She is also credited with popularising the word “debugging” in computing after having to remove a moth from a Mark II Computer in 1947. Frankly I’m surprised the moth mucked around with her computer, she didn’t sound like a person to take on (though her comments show she was supportive of people around her too). She also encouraged risk taking:
“It’s easier to ask forgiveness than it is to get permission.”
This comes from a 1986 interview with a computing magazine called Chips Ahoy (love the name). The interview, Only the Limits of Our Imagination, is really interesting and she was so percipient of where computing would go. When asked what new and exciting things computers would do next, she pointed out that different groups of people were already carving these out but no one was noticing:
“Here’s another one. If you do counted cross stitch, there is a program that lets you put your pattern on the screen. … I don’t think people are paying attention to other people who are handling unique types of information.”
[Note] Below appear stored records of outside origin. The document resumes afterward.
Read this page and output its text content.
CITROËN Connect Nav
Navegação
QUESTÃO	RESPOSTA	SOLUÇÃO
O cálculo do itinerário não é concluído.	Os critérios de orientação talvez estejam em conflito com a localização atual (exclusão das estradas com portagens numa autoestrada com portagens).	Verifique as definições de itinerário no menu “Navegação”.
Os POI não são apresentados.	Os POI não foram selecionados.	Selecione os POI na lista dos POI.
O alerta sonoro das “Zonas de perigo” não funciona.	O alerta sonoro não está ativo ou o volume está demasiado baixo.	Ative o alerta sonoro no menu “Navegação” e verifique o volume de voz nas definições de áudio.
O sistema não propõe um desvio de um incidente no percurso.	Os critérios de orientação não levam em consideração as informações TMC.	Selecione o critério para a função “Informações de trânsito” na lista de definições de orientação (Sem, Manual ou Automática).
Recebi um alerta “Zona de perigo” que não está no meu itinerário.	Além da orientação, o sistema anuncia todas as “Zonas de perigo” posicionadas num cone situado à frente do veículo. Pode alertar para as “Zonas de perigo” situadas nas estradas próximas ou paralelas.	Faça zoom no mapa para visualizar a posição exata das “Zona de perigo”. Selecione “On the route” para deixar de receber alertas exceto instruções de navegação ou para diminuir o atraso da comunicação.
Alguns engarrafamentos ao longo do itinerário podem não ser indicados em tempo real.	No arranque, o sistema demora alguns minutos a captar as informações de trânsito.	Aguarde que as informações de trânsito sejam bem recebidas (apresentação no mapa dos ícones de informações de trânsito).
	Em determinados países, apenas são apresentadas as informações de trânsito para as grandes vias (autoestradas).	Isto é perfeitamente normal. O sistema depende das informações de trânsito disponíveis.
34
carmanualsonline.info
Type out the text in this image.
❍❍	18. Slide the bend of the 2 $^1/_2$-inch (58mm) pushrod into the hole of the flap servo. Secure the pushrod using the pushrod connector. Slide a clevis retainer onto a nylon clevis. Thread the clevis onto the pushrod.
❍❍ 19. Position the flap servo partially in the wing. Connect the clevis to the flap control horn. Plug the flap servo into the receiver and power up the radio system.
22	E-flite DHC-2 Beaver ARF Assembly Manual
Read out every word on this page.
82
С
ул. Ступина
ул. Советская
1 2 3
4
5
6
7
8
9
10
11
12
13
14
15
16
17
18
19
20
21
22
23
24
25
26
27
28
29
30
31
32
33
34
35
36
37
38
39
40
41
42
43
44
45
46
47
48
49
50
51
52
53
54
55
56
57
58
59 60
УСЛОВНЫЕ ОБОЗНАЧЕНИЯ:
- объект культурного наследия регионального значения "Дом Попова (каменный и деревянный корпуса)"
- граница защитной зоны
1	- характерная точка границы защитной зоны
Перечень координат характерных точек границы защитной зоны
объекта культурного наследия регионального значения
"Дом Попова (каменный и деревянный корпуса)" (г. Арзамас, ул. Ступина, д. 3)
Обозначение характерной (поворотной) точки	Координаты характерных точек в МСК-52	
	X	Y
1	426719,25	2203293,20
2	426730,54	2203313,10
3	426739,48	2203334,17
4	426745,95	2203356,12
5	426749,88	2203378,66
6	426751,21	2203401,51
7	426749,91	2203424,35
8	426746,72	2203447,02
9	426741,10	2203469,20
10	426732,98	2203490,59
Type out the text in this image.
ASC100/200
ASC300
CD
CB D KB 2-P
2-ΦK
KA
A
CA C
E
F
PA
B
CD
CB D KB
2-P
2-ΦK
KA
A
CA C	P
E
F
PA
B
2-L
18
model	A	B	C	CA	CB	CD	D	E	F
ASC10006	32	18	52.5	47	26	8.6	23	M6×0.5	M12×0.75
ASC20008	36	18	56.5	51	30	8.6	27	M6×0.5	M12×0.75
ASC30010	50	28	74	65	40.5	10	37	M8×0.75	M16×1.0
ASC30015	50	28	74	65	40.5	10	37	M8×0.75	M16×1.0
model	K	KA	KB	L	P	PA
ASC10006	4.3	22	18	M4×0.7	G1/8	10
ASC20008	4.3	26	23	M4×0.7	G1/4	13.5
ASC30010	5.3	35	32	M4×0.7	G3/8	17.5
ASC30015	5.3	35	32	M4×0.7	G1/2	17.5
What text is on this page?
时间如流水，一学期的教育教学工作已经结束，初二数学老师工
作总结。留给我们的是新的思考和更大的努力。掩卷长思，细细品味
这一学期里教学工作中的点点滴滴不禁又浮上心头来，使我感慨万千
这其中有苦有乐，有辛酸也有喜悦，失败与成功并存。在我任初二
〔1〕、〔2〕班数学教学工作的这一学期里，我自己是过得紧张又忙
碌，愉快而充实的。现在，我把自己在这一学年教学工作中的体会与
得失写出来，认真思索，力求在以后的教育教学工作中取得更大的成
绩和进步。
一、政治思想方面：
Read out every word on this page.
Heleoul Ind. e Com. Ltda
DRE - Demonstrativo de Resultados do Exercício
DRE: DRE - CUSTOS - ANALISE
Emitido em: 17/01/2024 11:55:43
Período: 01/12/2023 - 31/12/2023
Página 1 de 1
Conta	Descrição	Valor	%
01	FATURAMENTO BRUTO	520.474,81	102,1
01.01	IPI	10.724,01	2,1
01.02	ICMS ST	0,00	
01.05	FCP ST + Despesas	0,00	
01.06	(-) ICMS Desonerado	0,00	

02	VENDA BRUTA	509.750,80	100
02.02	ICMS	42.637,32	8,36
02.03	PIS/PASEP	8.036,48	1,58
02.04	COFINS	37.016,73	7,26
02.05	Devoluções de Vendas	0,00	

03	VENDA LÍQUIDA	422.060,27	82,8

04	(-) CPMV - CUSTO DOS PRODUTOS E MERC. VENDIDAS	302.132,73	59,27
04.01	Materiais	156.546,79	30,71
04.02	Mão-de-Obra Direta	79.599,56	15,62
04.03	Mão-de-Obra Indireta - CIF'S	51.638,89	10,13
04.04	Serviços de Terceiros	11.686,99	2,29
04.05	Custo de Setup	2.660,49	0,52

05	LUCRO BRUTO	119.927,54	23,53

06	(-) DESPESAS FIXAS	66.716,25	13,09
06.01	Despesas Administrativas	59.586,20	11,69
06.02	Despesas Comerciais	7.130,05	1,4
It’s an interesting focus to pick as the origins of programming are, at their roots, in the textiles industry with the looms weaving complex patterns. I wonder if she had this in mind, or even if it was a dig pointing out that computer people weren’t seeing what a traditional women’s craft could have to do with programming? She also comments on networking computers with modems as being the way to go and that water shortages will become a big issue in the future — something I think will probably become more and more true in this century. Her unofficial title, Queen of Code, made me think of the portrayal of Ada Lovelace in the book The Difference Engine.